I have been getting to grips with the tidy LSPM package from the folks at FOSS trading. One of the issues I needed to understand better was the optimization methods used by LSPM – I was finding that the optimizations were taking huuuuge amounts of time and were often unstable (i.e. re-running them gave significantly different results). So, while, I originally planned on posting about LSPM itself with some suggestions as to how best to use it, I need to lead in with a post about the differential evolution optimization package used by LSPM.

## Introduction

What follows is a basic introduction to the Differential Evolution Algorithm, originally designed by Reiner Storn and Kenneth Price. I cannot find a web presence for Mr Price, so a link to the book he wrote on the subject will have to suffice for the time being!

## How Does It Work?

As always, my favorite approach is to consider the simplest example necessary to illustrate how something works. In this case that would be a 2-D decision space. All evolutionary algorithms follow the same basic pattern:

Initialize population with size, NP Evaluate each member of initial population wrt objective DO UNTIL (termination criteria are met) Create mutant population Cross mutants with existing population Evaluate progeny wrt objective Create new generation, replacing weak with strong Report results

In the previously explored Harmony Search Algorithm the population is updated one at a time. That is, we create a single new candidate from the existing population and see if it “knocks out” the weakest current member. However, Differential Evolution creates one new candidate (or “Trial Vector”) for **each** existing member (“Candidate Vector”) of the population, so there are NP potential new solutions. As we shall see, DE pits the trial against the candidate from which it was derived and keeps the “fitter” vector. If you think about it, both methods ensure that strong new candidates do not “wipe out” all of the weaker members of the existing populations – even weak population members have value in their contribution to bio-diversity!

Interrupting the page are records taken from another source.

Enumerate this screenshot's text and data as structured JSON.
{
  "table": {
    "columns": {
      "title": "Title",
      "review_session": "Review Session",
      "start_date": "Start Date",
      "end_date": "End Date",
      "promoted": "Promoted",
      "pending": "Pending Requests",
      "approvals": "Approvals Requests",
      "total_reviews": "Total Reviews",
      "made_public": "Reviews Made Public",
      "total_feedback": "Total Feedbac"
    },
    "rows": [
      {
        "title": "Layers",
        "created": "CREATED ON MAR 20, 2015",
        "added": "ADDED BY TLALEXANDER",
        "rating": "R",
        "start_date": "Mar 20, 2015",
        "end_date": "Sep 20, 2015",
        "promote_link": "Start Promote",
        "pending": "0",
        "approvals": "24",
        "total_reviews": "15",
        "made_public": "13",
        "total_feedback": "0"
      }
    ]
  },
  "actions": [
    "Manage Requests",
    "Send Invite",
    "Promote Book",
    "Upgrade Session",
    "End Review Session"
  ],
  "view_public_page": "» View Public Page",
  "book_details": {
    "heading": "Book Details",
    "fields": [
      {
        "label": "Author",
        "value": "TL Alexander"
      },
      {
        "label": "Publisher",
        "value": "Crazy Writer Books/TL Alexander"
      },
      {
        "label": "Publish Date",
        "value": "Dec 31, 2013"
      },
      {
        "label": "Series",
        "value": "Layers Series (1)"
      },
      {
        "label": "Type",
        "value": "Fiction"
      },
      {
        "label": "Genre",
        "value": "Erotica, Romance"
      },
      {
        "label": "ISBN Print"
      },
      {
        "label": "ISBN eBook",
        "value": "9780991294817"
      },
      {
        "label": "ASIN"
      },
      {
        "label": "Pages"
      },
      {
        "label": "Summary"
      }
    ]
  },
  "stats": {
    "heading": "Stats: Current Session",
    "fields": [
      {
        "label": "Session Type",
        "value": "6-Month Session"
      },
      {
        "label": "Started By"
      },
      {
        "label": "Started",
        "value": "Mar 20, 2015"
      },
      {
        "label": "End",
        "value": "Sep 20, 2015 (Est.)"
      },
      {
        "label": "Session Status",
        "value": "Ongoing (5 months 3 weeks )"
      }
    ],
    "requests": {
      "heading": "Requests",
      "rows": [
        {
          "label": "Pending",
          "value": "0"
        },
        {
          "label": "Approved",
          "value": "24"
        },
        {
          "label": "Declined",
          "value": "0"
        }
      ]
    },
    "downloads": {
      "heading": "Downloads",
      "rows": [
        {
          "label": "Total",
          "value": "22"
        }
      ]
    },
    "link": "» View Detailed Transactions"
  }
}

Let’s take a look at a 2-D example:

### Mutation

The diagram on the left shows the “mutation” step. x1 and x2 are the axes of the decision space – i.e. the place we are going to look for the optimum solution to some objective function. So, __Xi__ = (xi1, xi2), called a “candidate vector” represents a solution that currently exists in the population, there are NP such solutions in each generation. I have left __Xi__ off the left hand diagram for clarity. __Xr0__, __Xr1__ and __Xr2__ are randomly selected **different** members of the population. __d__ is the vector connecting __Xr1__ and __Xr2__. __d__ is multiplied by the scale factor, F, and added to __Xr0__. The result is called the “mutant vector”, __V__. __Xr0__ is referred to as the “parent vector”. F usually takes a value between 0 and 2.

### Crossover

The diagram on the right illustrates the “crossover” step in which the mutant vector and the candidate vector are “crossed” to see if a fitter “child” results. The new candidate is called the “trial vector”. The algorithm sets the values of the elements of the trial vector by randomly choosing the corresponding element from the mutant or the candidate. The probability of selecting the element from the mutant is equal to CR, the “crossover rate”. Clearly there is a finite probability that none of the mutant vector’s elements are selected: (1 – CR)^2 in the 2-D case. To avoid this, the algorithm randomly chooses from {1, 2} with uniform probability and that element is taken from the mutant vector. This means that the trial vector never equals the candidate vector. The trial vector equals the mutant vector with probability CR (because at least 1 element will change with probability 1). The two other possibilities for the trial vector (moving on the x1 axis OR moving on the x2 axis) occur with probabilities 0.5.(1 – CR).

### Procedure

In our simple example, we would repeat the steps above for all NP members of the current generation. Once complete we evaluate the objective function for each of the trial vectors and compare each outcome to the outcome for the candidate vector (which we would have kept “on file” from a previous iteration). If the trial objective function value is better than that produced by the candidate, then the trial vector replaces the candidate. In this way a new generation of NP candidates is ready for the next iteration.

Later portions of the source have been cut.